V. A threatening of God’s wrath against them for their wickedness and the universal debauchery of their land.

1. The particular judgment that is threatened, Jer. 5:6. A foreign enemy shall break in upon them, get dominion over them, and shall lay waste: their country shall be as if it were overrun and perfectly mastered by wild beasts. This enemy shall be, (1.) Like a lion of the forest; so strong, so furious, so irresistible; and he shall slay them. (2.) Like a wolf of the evening, which comes out at night, when he is hungry, to seek his prey, and is very fierce and ravenous; and the noise both of the lions’ roaring and of the wolves’ howling is very hideous. (3.) Like a leopard, which is very swift and very cruel, and withal careful not to miss his prey.
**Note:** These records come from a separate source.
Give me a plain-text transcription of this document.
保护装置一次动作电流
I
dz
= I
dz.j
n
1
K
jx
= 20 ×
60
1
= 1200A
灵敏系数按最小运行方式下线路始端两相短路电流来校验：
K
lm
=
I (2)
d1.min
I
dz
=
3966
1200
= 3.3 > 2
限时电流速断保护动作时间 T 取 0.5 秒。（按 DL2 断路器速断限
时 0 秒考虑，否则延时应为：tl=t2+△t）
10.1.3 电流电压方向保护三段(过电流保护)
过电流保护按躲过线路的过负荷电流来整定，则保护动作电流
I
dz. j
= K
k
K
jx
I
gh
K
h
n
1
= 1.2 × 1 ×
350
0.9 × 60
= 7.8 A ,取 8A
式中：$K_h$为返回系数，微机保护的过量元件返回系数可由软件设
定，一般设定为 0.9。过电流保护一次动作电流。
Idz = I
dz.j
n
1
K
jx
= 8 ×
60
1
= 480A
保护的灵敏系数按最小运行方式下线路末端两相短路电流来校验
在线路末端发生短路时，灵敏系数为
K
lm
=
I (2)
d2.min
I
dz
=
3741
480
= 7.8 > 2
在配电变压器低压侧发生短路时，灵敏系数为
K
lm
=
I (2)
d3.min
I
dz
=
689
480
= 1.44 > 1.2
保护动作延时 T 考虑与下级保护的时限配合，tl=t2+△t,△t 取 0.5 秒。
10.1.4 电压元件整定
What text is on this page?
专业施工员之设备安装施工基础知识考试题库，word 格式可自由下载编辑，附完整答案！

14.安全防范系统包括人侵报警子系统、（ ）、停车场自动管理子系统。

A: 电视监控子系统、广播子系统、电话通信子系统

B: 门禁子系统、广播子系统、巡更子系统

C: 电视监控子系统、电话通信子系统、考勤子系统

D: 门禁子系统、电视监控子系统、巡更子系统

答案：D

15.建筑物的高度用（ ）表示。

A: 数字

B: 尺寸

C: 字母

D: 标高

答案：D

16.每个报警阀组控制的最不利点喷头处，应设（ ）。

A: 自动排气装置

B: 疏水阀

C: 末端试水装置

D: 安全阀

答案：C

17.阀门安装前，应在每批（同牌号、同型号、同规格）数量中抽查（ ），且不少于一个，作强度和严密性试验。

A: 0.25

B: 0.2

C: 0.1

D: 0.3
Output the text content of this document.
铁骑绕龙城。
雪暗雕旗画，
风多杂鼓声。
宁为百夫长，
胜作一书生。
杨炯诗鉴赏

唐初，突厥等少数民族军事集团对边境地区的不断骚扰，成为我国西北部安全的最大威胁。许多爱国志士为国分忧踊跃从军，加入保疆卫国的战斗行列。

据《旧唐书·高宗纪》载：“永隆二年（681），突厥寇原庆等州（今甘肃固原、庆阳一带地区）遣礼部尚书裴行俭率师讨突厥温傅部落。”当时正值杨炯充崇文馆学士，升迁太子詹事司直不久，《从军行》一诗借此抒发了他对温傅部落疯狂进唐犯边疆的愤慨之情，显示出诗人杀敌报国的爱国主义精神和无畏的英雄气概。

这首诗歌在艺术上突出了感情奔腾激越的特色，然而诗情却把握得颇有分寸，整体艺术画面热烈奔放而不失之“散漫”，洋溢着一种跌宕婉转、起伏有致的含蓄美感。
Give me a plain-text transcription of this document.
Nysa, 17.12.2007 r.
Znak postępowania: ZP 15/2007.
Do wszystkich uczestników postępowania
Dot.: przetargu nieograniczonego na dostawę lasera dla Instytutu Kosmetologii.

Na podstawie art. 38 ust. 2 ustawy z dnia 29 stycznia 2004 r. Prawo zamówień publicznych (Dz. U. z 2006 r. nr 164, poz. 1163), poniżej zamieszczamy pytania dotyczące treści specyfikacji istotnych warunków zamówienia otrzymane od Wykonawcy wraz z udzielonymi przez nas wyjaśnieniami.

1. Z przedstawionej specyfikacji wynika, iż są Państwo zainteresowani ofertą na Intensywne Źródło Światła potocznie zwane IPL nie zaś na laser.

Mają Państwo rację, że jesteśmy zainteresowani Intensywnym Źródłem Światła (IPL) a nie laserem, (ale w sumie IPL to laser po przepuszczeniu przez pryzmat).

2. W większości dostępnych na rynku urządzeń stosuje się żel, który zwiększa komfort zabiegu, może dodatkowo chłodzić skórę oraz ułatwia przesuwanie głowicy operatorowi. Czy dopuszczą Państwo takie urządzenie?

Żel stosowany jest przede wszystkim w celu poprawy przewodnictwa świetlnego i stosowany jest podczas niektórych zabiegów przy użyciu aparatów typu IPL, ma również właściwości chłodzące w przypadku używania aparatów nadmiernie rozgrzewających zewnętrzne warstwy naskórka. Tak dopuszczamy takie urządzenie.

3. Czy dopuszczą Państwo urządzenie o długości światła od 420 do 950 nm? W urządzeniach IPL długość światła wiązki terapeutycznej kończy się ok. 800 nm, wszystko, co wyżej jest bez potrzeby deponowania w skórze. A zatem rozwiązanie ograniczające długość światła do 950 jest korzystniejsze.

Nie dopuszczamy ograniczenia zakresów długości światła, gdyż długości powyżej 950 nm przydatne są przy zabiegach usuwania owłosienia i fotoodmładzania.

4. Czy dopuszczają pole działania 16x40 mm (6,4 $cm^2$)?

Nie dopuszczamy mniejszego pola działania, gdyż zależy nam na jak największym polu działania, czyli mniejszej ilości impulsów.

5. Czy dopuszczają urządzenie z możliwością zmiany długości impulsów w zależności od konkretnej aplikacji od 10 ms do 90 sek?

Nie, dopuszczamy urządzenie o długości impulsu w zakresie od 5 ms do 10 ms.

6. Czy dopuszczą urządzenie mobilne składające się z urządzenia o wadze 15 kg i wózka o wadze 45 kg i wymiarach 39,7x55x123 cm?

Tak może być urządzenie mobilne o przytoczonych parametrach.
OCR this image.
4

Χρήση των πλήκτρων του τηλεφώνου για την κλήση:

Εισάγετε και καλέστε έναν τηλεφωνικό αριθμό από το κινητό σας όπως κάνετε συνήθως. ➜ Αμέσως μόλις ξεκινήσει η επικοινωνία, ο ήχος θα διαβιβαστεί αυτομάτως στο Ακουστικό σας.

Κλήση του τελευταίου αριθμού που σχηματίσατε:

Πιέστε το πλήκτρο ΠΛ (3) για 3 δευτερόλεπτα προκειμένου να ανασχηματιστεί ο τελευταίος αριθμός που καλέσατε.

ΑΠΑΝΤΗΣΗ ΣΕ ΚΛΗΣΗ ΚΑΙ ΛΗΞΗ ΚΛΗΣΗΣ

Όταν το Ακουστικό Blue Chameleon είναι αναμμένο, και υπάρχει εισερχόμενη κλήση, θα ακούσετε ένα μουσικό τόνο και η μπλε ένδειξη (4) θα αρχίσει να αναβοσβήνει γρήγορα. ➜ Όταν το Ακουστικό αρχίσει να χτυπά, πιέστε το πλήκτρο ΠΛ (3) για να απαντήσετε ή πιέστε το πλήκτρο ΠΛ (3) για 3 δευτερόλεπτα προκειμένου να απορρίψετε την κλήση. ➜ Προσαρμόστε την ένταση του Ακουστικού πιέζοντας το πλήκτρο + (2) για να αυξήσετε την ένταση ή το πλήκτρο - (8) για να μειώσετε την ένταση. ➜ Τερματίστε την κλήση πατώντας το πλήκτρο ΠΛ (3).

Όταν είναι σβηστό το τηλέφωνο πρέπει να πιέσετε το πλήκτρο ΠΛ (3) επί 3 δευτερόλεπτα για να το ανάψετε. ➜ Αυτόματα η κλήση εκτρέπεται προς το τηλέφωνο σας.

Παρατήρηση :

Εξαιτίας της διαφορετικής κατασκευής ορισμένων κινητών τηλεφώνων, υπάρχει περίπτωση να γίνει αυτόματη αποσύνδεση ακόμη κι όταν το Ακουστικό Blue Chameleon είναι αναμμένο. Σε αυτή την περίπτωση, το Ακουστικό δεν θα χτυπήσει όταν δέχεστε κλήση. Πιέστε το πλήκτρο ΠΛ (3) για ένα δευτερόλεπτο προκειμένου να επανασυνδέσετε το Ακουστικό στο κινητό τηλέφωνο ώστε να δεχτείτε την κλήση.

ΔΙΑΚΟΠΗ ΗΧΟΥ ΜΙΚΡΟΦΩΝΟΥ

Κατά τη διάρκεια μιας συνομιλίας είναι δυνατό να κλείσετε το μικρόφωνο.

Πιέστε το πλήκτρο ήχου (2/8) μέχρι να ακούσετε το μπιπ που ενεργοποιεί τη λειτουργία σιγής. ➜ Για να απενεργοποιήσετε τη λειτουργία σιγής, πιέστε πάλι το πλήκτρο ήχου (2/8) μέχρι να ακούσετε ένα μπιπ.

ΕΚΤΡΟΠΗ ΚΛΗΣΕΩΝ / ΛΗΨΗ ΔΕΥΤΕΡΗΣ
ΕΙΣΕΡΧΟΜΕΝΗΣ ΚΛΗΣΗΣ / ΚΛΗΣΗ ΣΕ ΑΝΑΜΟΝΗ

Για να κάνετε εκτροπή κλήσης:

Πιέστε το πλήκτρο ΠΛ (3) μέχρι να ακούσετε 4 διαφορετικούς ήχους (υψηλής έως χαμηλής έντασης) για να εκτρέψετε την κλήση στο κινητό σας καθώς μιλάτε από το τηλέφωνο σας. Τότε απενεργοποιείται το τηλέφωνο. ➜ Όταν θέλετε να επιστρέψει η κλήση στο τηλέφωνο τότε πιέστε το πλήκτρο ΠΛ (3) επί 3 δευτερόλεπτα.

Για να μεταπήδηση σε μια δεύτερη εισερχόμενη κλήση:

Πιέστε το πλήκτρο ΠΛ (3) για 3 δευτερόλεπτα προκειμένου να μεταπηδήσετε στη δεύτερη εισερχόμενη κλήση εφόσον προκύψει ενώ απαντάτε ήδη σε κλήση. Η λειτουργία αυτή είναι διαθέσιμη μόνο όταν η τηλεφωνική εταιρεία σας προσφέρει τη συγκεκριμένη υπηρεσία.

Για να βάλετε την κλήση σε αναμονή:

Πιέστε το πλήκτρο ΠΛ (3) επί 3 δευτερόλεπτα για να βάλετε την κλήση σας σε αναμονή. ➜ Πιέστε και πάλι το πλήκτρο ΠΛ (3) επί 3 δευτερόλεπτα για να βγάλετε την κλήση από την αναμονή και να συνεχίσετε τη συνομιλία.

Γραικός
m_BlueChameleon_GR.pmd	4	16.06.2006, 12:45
The army of the enemy shall watch over their cities so strictly as to put the inhabitants to this sad dilemma—if they stay in, they are starved; if they stir out, they are stabbed; Every one that goeth out thence shall be torn in pieces, which intimates that in many places the enemy gave no quarter. And all this bloody work is owing to the multitude of their transgressions. It is sin that makes the great slaughter.

2. An appeal to themselves concerning the equity of it (Jer. 5:9); “Shall I not visit for these things? Can you yourselves think that the God whose name is Jealous will let such idolatries go unpunished, or that a God of infinite purity will connive at such abominable uncleanness?” These are things that must be reckoned for, else the honour of God’s government cannot be maintained, nor his laws saved from contempt; but sinners will be tempted to think him altogether such a one as themselves, contrary to that conviction of their own consciences concerning the judgment of God which is necessary to be supported, That those who do such things are worthy of death, Rom. 1:32. Observe, when God punishes sin, he is said to visit for it, or enquire into it; for he weighs the cause before he passes sentence. Sinners have reason to expect punishment upon the account of God’s holiness, to which sin is highly offensive, as well as upon the account of his justice, to which it renders us obnoxious; this is intimated in that, Shall not my soul be avenged on such a nation as this? It is not only the word of God, but his soul, that takes vengeance. And he has national judgments wherewith to take vengeance for national sins. Such nations as this was cannot long go unpunished. How shall I pardon thee for this? Jer. 5:7. Not but that those who have been guilty of these sins have found mercy with God, as to their eternal state (Manasseh himself did, though so much accessory to the iniquity of these times); but nations, as such, being rewardable and punishable only in this life, it would not be for the glory of God to let a nation so very wicked as this pass without some manifest tokens of his displeasure.